훈련시간이 오래 걸리기 때문에, 미리 훈련을 시켰습니다. 훈련 하이퍼파라미터는 아래와 같습니다.
변수명 | 1차 훈련 | 2차 훈련 | 3차 훈련 | 설명 |
---|---|---|---|---|
BATCH | 50 | 50 | 50 | 배치 사이즈 |
MAX_LEN | 30 | 30 | 30 | 훈련 시킬 문장의 최대 길이 |
MIN_FREQ | 2 | 2 | 2 | 최소 단어 출현 횟수 |
EMBED | 256 | 256 | 256 | 임베딩 크기 |
HIDDEN | 512 | 512 | 512 | 히든 크기 |
ENC_N_LAYER | 3 | 3 | 3 | 인코더 층 개수 |
DEC_N_LAYER | 1 | 1 | 1 | 디코더 층 개수 |
L_NORM | True | True | True | 임베딩 후, layer normalization |
DROP_RATE | 0.2 | 0.2 | 0.2 | 임베딩 후, dropout 확률 |
METHOD | general | general | general | attention 방법 |
LAMBDA | 0.00001 | 0.00001 | 0.0001 | weight decay rate |
LR | 0.001 | 0.0001 | 1.0 | 학습률 |
DECLR | 5.0 | 5.0 | - | decoder의 학습강도, 학습률에 곱해준다 |
OPTIM | adam | adam | adelta | 최적화 알고리즘 방법 |
STEP | 30 | 20 | 20 | 훈련 step 기준 1/3, 3/4 지점에서 각각 0.1 을 곱해서 학습률을 조정합니다. |
TF | True | True | True | teacher forcing, 모델에게 다음 토큰을 알려주는지 여부 |
각 학습 세이브 체크포인트
import sys
import os
sys.path.append(os.getcwd() + '/model')
print([d for d in os.listdir(path='./model') if '.sh' in d])

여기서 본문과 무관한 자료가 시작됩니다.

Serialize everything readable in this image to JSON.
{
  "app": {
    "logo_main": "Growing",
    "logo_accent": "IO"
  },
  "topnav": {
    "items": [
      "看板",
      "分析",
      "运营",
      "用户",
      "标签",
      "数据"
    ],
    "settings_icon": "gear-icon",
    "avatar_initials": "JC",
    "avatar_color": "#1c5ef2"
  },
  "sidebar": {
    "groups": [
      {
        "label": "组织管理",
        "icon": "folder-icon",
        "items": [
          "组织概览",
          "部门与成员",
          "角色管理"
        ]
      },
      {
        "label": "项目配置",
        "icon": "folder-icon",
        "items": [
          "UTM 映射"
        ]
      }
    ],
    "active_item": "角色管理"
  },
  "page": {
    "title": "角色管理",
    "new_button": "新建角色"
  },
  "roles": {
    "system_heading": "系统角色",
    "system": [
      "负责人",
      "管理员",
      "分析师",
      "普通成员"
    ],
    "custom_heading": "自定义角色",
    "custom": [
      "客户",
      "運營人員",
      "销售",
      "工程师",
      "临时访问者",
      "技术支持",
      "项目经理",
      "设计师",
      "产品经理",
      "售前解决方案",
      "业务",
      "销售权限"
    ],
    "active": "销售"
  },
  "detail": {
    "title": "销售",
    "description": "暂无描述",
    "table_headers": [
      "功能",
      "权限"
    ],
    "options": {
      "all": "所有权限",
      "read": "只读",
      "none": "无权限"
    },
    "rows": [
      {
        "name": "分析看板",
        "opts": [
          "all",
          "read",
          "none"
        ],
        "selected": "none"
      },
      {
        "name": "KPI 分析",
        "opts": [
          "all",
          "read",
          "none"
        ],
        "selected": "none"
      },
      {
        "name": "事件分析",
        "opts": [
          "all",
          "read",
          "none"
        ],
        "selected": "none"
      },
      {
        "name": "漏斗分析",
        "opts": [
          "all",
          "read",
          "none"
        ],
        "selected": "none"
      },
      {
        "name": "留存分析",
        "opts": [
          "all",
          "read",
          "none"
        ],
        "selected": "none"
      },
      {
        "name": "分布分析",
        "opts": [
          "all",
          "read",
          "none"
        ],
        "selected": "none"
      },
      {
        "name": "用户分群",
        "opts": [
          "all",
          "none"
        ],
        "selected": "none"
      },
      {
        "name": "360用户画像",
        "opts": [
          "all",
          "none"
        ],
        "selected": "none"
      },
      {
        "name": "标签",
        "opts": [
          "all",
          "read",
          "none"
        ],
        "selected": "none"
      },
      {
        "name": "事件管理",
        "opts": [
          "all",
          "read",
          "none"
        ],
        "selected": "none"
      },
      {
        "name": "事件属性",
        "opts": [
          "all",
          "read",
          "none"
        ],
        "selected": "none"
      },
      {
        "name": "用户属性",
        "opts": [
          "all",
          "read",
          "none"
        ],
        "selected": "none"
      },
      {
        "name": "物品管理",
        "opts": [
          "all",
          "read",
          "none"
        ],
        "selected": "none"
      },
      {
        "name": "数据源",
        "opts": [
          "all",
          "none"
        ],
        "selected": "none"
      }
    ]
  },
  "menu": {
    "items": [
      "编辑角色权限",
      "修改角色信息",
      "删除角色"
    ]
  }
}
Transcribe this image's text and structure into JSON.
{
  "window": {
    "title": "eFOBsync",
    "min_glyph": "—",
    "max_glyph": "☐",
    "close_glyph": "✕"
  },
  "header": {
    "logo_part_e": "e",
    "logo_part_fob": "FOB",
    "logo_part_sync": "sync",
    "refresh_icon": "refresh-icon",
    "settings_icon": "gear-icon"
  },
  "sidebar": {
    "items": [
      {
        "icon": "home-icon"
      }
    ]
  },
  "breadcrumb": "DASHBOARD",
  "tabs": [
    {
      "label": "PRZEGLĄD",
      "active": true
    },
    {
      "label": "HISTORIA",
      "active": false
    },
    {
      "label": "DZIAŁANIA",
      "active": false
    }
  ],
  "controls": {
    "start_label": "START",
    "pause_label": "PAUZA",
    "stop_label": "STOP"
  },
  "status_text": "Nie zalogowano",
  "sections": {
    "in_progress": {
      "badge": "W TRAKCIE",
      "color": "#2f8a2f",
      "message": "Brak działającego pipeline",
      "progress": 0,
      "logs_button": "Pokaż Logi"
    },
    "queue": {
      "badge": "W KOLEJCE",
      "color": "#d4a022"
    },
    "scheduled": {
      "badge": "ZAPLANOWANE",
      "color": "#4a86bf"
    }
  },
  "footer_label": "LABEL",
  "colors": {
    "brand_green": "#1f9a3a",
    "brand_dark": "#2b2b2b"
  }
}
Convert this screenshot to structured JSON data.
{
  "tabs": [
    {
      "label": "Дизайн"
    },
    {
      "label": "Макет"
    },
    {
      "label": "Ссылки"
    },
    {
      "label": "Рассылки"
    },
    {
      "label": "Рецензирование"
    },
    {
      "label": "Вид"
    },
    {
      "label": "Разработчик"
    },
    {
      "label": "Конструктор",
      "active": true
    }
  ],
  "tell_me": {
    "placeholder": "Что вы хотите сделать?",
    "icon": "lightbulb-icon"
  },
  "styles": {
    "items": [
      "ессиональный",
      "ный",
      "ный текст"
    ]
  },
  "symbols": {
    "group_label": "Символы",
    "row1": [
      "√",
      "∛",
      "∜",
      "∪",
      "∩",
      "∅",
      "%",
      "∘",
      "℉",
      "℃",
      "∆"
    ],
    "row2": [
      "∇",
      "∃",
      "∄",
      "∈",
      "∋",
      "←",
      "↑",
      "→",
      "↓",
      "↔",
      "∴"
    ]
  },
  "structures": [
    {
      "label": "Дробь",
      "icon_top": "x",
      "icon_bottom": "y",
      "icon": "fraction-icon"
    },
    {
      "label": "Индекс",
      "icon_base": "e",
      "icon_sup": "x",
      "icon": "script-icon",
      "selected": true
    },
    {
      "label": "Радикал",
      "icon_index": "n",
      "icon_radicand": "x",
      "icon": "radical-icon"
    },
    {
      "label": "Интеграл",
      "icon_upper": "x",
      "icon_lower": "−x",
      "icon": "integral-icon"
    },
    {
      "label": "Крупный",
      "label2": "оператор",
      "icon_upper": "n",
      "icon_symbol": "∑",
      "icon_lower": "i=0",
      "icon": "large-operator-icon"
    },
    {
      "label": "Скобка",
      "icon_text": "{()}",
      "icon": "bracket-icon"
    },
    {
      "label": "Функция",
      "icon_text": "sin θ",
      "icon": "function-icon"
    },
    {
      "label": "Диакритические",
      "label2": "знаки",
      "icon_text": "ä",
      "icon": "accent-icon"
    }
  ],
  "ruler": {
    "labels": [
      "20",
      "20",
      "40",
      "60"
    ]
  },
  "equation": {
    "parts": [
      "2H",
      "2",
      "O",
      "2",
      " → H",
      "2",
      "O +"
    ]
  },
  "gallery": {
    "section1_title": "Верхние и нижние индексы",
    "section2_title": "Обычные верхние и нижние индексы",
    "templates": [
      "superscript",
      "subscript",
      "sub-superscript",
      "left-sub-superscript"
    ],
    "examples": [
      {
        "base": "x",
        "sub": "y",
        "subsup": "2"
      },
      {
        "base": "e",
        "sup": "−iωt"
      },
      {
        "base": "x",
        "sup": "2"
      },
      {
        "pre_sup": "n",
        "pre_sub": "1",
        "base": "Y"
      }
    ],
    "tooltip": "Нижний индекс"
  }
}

['runtrain_big.sh', 'runtrain_big2.sh', 'runtrain_loaded2.sh', 'runtrain_loaded.sh', 'runtrain.sh', 'runtrain_wmt.sh']
import importlib
import torch
import numpy as np
import matplotlib.pylab as plt
import matplotlib.ticker as ticker
import settings
from train import import_data, build_model, validation
%run ./model/build_config.py -r "./model/runtrain_big2.sh" -c "./model/settings.py" -n
importlib.reload(settings)
DEVICE = None
SRC, TRG, train, _, test, _, _, test_loader = import_data(config=settings, device=DEVICE, is_test=True)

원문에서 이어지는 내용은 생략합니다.